AUGUSTA -- The show was over, but the gallery stayed.

Charl Schwartzel had walked off in the second-to-last paring of the day, his green jacket secured. But nearly all of the fans ringing the 18th stayed to the end, wanting to welcome home a favorite son and the day's heart-breaker.

Up the 18th fairway came 2009 champion Angel Cabrera and third-round leader Rory McIlroy. A standing ovation enveloped them. Shouts of "Rory!" met the weary McIlroy as he and Cabrera removed their caps to acknowledge the cheers.

Said Brandt Snedeker, who made the final-group march to 18 in a third-place effort in 2008, "It's just a really cool venue in sports."

Perhaps 7,000 in number ringing the green and extending far down the fairway, the crowd at 18 gave out standing ovations freely, rewarding each pairing with hearty applause for the week's work. With cell phones not allowed, no video boards on the course and proper decorum a must, it is a scene from another time.

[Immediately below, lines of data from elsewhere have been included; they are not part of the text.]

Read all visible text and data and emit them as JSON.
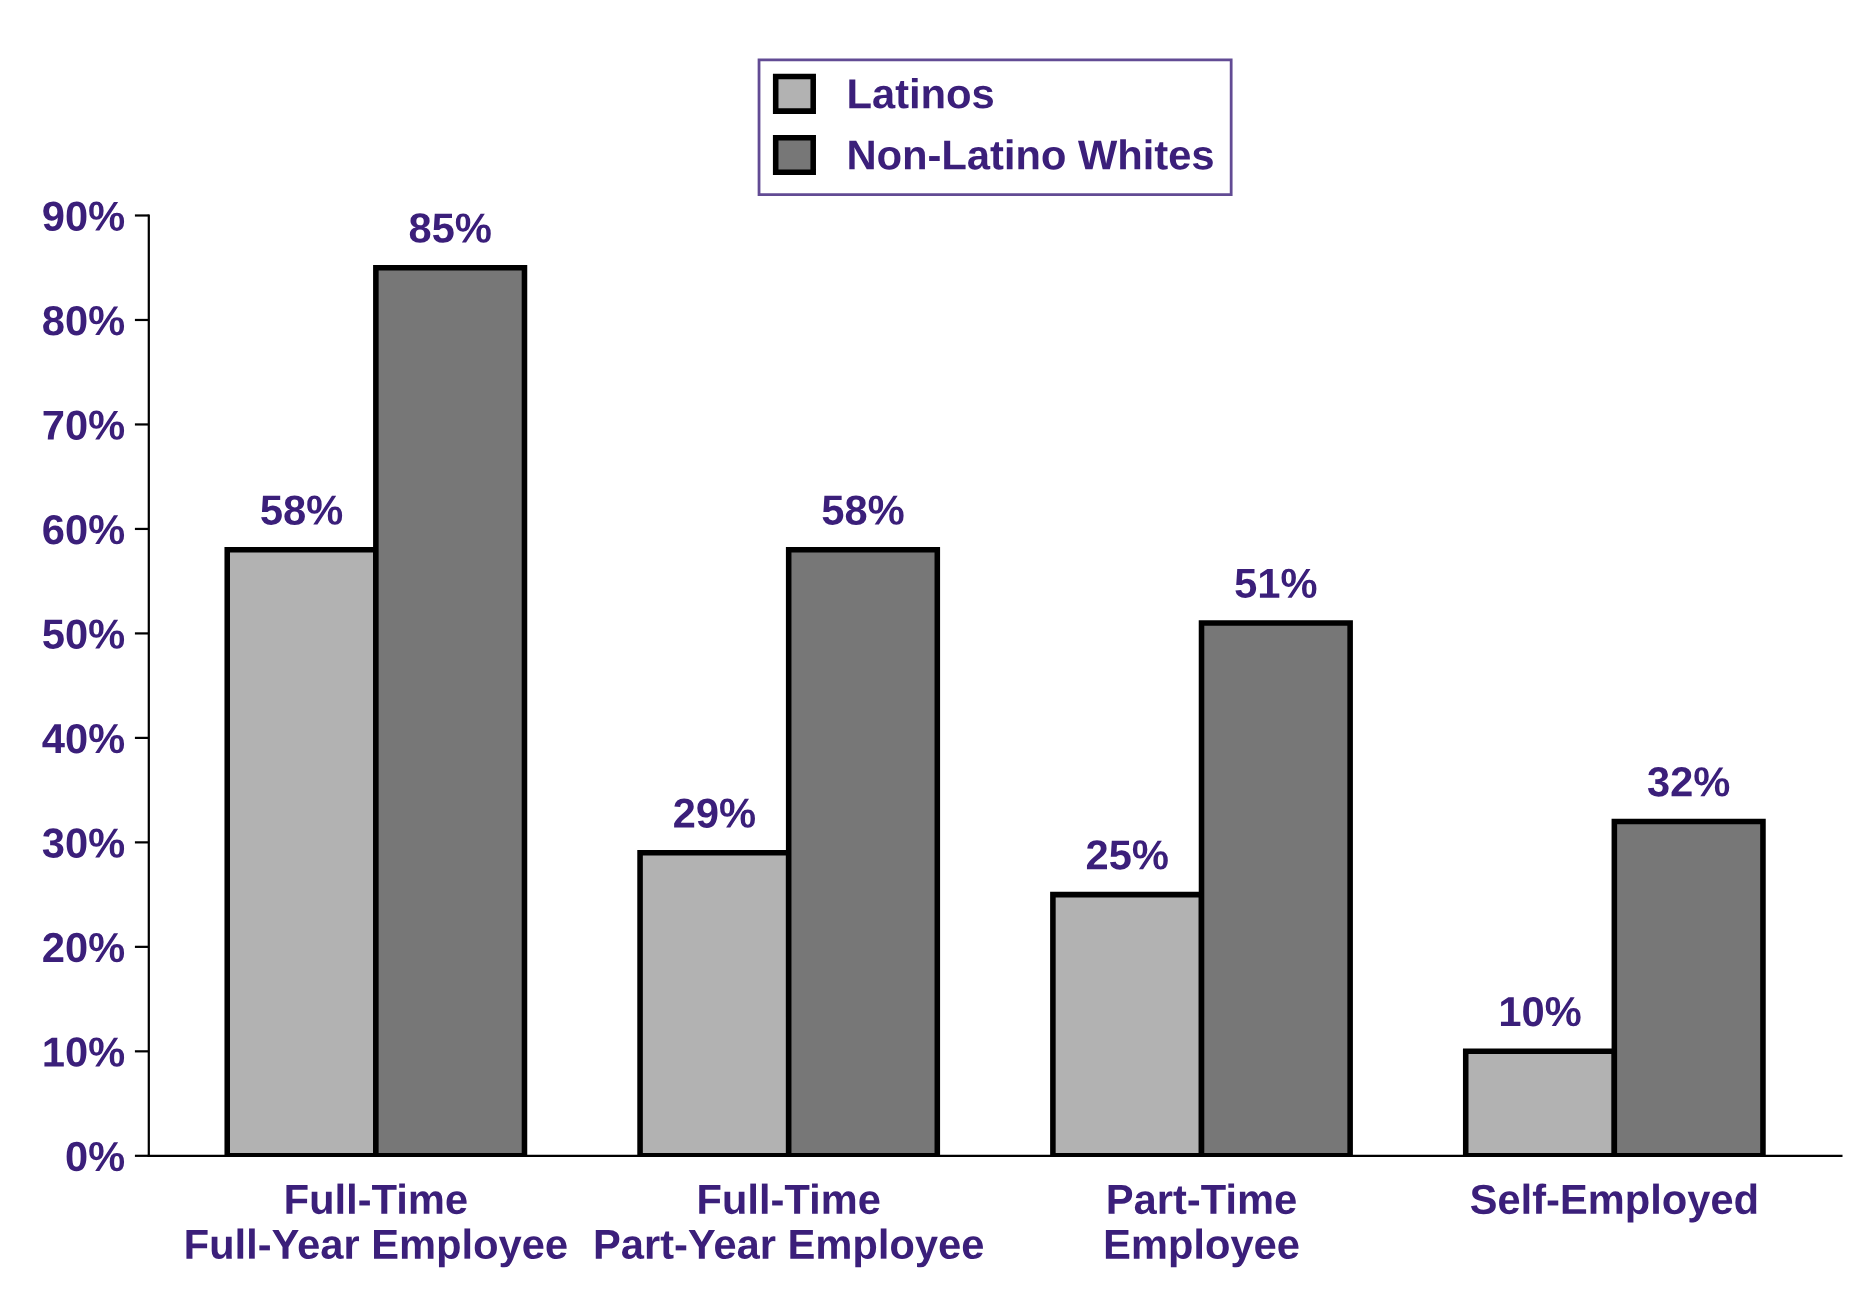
{
  "chart_data": {
    "type": "bar",
    "categories": [
      "Full-Time Full-Year Employee",
      "Full-Time Part-Year Employee",
      "Part-Time Employee",
      "Self-Employed"
    ],
    "series": [
      {
        "name": "Latinos",
        "color": "#b2b2b2",
        "values": [
          58,
          29,
          25,
          10
        ],
        "value_labels": [
          "58%",
          "29%",
          "25%",
          "10%"
        ]
      },
      {
        "name": "Non-Latino Whites",
        "color": "#777777",
        "values": [
          85,
          58,
          51,
          32
        ],
        "value_labels": [
          "85%",
          "58%",
          "51%",
          "32%"
        ]
      }
    ],
    "ylim": [
      0,
      90
    ],
    "yticks": [
      {
        "value": 0,
        "label": "0%"
      },
      {
        "value": 10,
        "label": "10%"
      },
      {
        "value": 20,
        "label": "20%"
      },
      {
        "value": 30,
        "label": "30%"
      },
      {
        "value": 40,
        "label": "40%"
      },
      {
        "value": 50,
        "label": "50%"
      },
      {
        "value": 60,
        "label": "60%"
      },
      {
        "value": 70,
        "label": "70%"
      },
      {
        "value": 80,
        "label": "80%"
      },
      {
        "value": 90,
        "label": "90%"
      }
    ],
    "grid": false,
    "legend": "top"
  }
}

Every time the volunteers atop the hand-operated scoreboard overlooking the green pulled down a frame of a player's scoring line to update his round, the crowd buzzed in anticipation, guessing at what everyone watching on television likely knew minutes ago. It groaned for bogeys and burst into cheers and impressed cries of "whoa" for each birdie. As McIlroy's round collapsed, his pars received sympathetic applause. When roars from other holes reached the 18th green, fans answered with a cheer of their own and then broke into untold conversations to decipher its meaning. Was it Schwartzel at 16? Jason Day at 17?

They were at their reveling best as Bo Van Pelt prepared to hit to the green. Just before he hit, fans cheered after Adam Scott's birdie at 16 and K.J. Choi's birdie at 15 were posted, leaving some fans left of the green unaware of the fact that Van Pelt's shot was headed right for them. It hit a fan a few rows in and popped onto the rough, causing more excited shouts.

If you can luck your way into a ticket, a spot on the 18th green takes only a willingness to wake up early. J.J. Lane and Mark Morrow, friends from Colorado attending their first Masters, arrived at 5 a.m., three hours before the gates opened. Fans were warned by a security official that power walking and "chicken walking" were not allowed. "If you're not walking like you're walking with your wife on the beach, you're in for a long afternoon," Lane said the official threatened.

Morrow and Lane were so concerned about the specter of a long afternoon, whatever that meant, that they kept it slow until everyone started passing them.

"We were getting blasted by grannies," Lane said.

They picked up their pace and got a spot up close by the exit of the green, where they'd planned. Hours before the main groups were to come through, Morrow and Lane rested in their seats, considering their fortune.

"This is the $5,000 seat at the Final Four or the 50-yard line at the Super Bowl," Lane said. "It's unreal."